In a unanimous decision, the Supreme Court reversed. The question before the Court was whether simply disclosing sexually harassing behavior in response to questions during an employer-initiated internal investigation constitutes “oppos[ing]” an unlawful practice. Justice Souter, writing for seven justices, relied on the ordinary dictionary definition of the term “oppose” and held that disclosure was sufficient to constitute opposition. The Court reasoned that the term “oppose” can naturally be used “to speak of someone who has taken no action at all to advance a position beyond disclosing it.” Thus, “[w]hen an employee communicates to her employer a belief that the employer has engaged in . . . a form of employment discrimination, that communication virtually always constitutes the employee’s opposition to the activity.” Crawford’s statement constituted protected opposition, as it reflected “an ostensibly disapproving account of sexually obnoxious behavior toward her by a fellow employee.”  

The Court rejected the argument that interpreting the opposition clause in this manner would discourage employers from conducting thorough internal investigations. The Court found this argument unpersuasive given the incentive created by Burlington Industries, Inc. v. Ellerth, 524 U. S. 742 (1998), and Faragher v. Boca Raton, 524 U. S. 775 (1998), for employers “to ferret out and put a stop to any discriminatory activity in their operations as a way to break the circuit of imputed liability.” In the Court’s view, a ruling in favor of Metro would lead prudent employees to keep quiet about Title VII offenses against themselves or others out of fear of retaliation for disclosing improper behavior. Because the Court held that Crawford’s conduct was covered by the opposition clause, it did not reach the question whether it was also covered by the participation clause.  

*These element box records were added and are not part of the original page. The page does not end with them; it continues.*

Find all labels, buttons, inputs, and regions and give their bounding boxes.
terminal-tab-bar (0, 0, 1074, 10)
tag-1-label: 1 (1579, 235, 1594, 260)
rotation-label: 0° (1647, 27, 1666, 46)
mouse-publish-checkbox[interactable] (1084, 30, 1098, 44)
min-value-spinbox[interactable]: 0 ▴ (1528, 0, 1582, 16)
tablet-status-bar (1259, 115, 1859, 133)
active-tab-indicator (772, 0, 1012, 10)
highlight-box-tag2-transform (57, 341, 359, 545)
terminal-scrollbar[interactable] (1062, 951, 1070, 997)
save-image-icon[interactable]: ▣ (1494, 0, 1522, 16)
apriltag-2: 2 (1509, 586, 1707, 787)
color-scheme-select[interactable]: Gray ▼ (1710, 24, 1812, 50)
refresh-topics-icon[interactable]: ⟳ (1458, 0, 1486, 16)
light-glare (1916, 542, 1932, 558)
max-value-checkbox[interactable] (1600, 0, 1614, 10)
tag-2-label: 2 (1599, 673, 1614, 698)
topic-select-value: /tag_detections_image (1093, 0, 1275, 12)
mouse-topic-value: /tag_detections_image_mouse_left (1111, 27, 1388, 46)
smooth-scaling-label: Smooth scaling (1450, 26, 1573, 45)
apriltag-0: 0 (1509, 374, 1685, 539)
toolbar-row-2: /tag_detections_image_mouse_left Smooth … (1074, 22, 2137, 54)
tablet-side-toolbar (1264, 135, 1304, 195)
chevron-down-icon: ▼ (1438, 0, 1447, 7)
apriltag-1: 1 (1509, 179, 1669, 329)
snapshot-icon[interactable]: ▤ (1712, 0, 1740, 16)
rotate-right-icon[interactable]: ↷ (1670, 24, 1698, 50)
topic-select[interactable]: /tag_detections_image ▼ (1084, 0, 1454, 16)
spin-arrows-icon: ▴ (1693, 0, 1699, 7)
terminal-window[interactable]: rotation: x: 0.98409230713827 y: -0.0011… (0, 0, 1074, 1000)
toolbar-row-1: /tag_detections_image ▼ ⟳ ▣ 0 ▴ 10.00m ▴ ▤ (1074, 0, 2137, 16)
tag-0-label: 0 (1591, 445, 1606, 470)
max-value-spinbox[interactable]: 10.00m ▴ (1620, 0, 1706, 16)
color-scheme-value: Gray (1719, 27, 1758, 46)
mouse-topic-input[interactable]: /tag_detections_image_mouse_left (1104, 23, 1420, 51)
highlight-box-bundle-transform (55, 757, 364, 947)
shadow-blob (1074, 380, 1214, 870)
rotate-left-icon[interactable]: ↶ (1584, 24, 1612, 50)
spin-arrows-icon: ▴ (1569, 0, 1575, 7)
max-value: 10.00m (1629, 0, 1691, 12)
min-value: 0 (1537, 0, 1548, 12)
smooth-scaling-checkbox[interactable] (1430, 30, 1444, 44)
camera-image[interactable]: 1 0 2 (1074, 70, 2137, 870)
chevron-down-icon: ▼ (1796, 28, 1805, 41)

Justice Alito, joined by Justice Thomas, filed a concurring opinion to emphasize that the Court’s holding was limited to employees “who testify in internal investigations or engage in analogous purposive conduct.” According to Justice Alito, the Court’s opinion should not be read to hold that silent opposition is sufficient, or that disclosure of improper behavior in an informal conversation with a co-worker at the proverbial water cooler would suffice either. Justice Alito explained that in his opinion, private expressions of disapproval, even if an employer learns of them, should not trigger the protections of the opposition clause.  

Retaliation claims have been on the rise for at least a decade; this decision is likely to continue that pattern. Employers should be particularly careful not to act in a manner that could be construed as retaliatory against employees who engage in protected activity, including those who disclose discriminatory or harassing behavior during internal investigations.  

In wake of this ruling, employers should take care to:  

  • ensure your organization has effective anti-harassment and anti-retaliation policies;
  • train your supervisors and employees to ensure compliance with your anti-harassment and anti-retaliation policies;  
  • plan and conduct internal investigations carefully, consulting with in-house or outside counsel as appropriate concerning such issues as the proper scope of the investigation;  
  • require those employees who have engaged in protected activity, including disclosing information in internal employer-initiated investigations, to report any perceived instances of retaliation immediately so that such claims can be investigated promptly, corrective action taken if needed, and litigation avoided; and
  • consult with experienced in-house or outside counsel before taking any adverse action against an employee who has recently engaged in protected activity, including making disclosures in internal investigations.